Next Stop: Big Data

time taken away from sleep, gym, or eating dinner with the family.

With public transit there is give and take. We can’t expect luxury, but what we can hope for is efficiency and not feeling like a sardine every single day. Think back to the frustration you’ve felt watching a bus go by because the schedule displayed a certain time, and your gullible-self thought you had enough time to grab a coffee before your morning commute. If that doesn’t sound familiar, perhaps the mental toll of a broken transit system had you debating moving to a part of town that had better public transportation options. If any of this is relatable, you are not alone. According to a recent Forum Research poll taken by 1157 Torontonians, amongst those who travel to work or school, almost two-thirds (60%) agree that the time they spend commuting reduces their quality of life[1]

We all agree that our mental health somewhat deteriorates from all the commute time, but one could argue that we should expect it living in the city. However, when commute times keep rising, doesn’t the city become somewhat accountable in coming up with better options for commuters?  Forum Research discovered that on average Torontonians commute 42 minutes each way, an 8% increase from 2013. In other words, the average commuter is spending more than 6% of their day in public transit, which is time taken away from sleep, gym, or eating dinner with the family.
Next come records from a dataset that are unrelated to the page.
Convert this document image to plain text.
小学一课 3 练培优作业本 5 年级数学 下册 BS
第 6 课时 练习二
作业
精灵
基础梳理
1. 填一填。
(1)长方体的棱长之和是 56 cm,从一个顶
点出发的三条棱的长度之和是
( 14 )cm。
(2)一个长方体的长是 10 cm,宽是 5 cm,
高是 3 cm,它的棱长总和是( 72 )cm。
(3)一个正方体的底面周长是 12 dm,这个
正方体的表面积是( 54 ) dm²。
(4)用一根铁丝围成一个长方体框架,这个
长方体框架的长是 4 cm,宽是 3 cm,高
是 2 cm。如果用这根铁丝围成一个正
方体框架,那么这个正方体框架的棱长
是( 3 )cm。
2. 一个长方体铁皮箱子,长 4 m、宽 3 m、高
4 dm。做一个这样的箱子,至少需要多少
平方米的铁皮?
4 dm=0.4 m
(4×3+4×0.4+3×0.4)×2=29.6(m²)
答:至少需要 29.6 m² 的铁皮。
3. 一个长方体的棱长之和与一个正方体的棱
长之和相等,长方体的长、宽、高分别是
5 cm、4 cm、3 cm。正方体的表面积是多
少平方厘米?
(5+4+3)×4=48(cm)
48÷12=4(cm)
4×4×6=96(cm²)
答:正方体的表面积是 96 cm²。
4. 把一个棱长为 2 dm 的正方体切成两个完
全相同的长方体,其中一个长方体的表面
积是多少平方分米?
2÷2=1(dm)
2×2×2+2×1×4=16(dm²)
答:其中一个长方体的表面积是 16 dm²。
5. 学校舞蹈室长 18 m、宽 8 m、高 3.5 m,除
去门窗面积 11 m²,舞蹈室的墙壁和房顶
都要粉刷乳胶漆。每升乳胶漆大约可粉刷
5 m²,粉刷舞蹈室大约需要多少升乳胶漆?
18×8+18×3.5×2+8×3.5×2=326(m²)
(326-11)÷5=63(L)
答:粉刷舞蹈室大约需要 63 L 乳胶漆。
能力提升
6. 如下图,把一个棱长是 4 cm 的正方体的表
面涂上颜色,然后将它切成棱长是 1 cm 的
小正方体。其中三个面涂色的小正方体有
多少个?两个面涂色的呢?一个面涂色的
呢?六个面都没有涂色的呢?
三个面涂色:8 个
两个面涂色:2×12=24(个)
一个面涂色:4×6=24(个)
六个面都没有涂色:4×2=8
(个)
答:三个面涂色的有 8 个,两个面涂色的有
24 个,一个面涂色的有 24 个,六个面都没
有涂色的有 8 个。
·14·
Will that always be part of the norm with transit? Do we have to just accept cranky mornings in the office or fed up students who arrive to class late?

Not according to Dublin. Just last year, the Dublin City Council collaborated with local transport operators to improve roads, bus ways, and train paths using Big Data. “Traffic controllers can now see the current status of the entire bus network at a glance and rapidly spot and drill down into a detailed visualization of areas of the network that are experiencing delay. These insights and the interface allow visualization of the data give them an opportunity to identify the cause of the delay as it is emerging and before it moves further downstream. This approach can accelerate the decision-making process to clear congestion more swiftly” writes INFORMS (the Institute for Operations Research and the Management Sciences).

As happy as we can all be that this the start of a great solution, as Torontonians we can’t help but ask what strides Toronto is taking in the same department?

In 2015, the City of Toronto came up with a Big Data Innovation Team. The team essentially brings together practical analyses of transportation data to uncover solutions to the problems facing transit around the city. While larger projects like the smart neighbourhoods at waterfront are designing futuristic plans, the Big Data Innovation Team is taking more realistic steps to integrate technology and data meaningful into transit operations.

Metrolinx and private companies such as WSP and Parsons have acknowledged the importance of smarter systems. In a 2016 technical report published by Metrolinx they clearly stated that “smart [transit] systems are fueled by data, and new mobility services could thrive or fail on the richness of their underlying datasets” [2]. Metrolinx outlines plans for smart technology and improved transit systems but for the year 2041 [3] - That’s only 9 years before you can meet up with Officer K. In the meantime, as commuters we demand improvements and upgrades in our lifetime, not 20 years from now. If the simple task of purchasing a metro pass online takes 4 hours for our transit cards to update, we can’t really expect much in terms of smart transit.


According to the same Forum Research of 1157 citizens, more than half (58%) say that building more transit is the best way to relieve congestion. One-sixth (17%) say the best way to relieve congestion is building more roads, and another (16%) say that something else should be done to relieve congestion. All respondents are correct in their own respect.

Using Big Data, cities like Dublin have already started tracking where more transit is needed and how to clear congestion. By utilizing data that citizens willingly and consensually share, cities can react in real-time to events and trends in order to make more purposeful decisions and be rewarded the benefits on that day. A research study conducted by University of Toronto collected train speed data and pedestrian traffic data using a smartphone [4] - this shows us that the very phone we use daily to scroll through memes and update our social media status’ can be used to analyze our cities’ transportation needs. This alone can change your commute time and your mood for that day.


While we’ve started the path to resolutions for the city, as urban dwellers we would also like to be in the loop. As much as the Big Data Innovation Team can update their website with new findings, being able to apply the information to our day would be far superior. Our personal data can act as a proxy for our voices and a way to help the city better understand and assess demand for certain services. Cities around the world are grappling with ways to collect and analyze data from commuters and often resort to purchasing data from third parties that aggregate data from the apps and services we use. Personal data that is repurposed for transportation planning poses “issues of ownership rights, privacy and costs associated with acquiring data” and even after obtaining such data, “the information available may not contain all the desired attributes or may not be structured in ways that are easily compatible with established methodologies” [5].


Opportunity to improve small things around us like our transit systems can lead to smarter and healthier cities alongside the overall mental health of the people within our communities.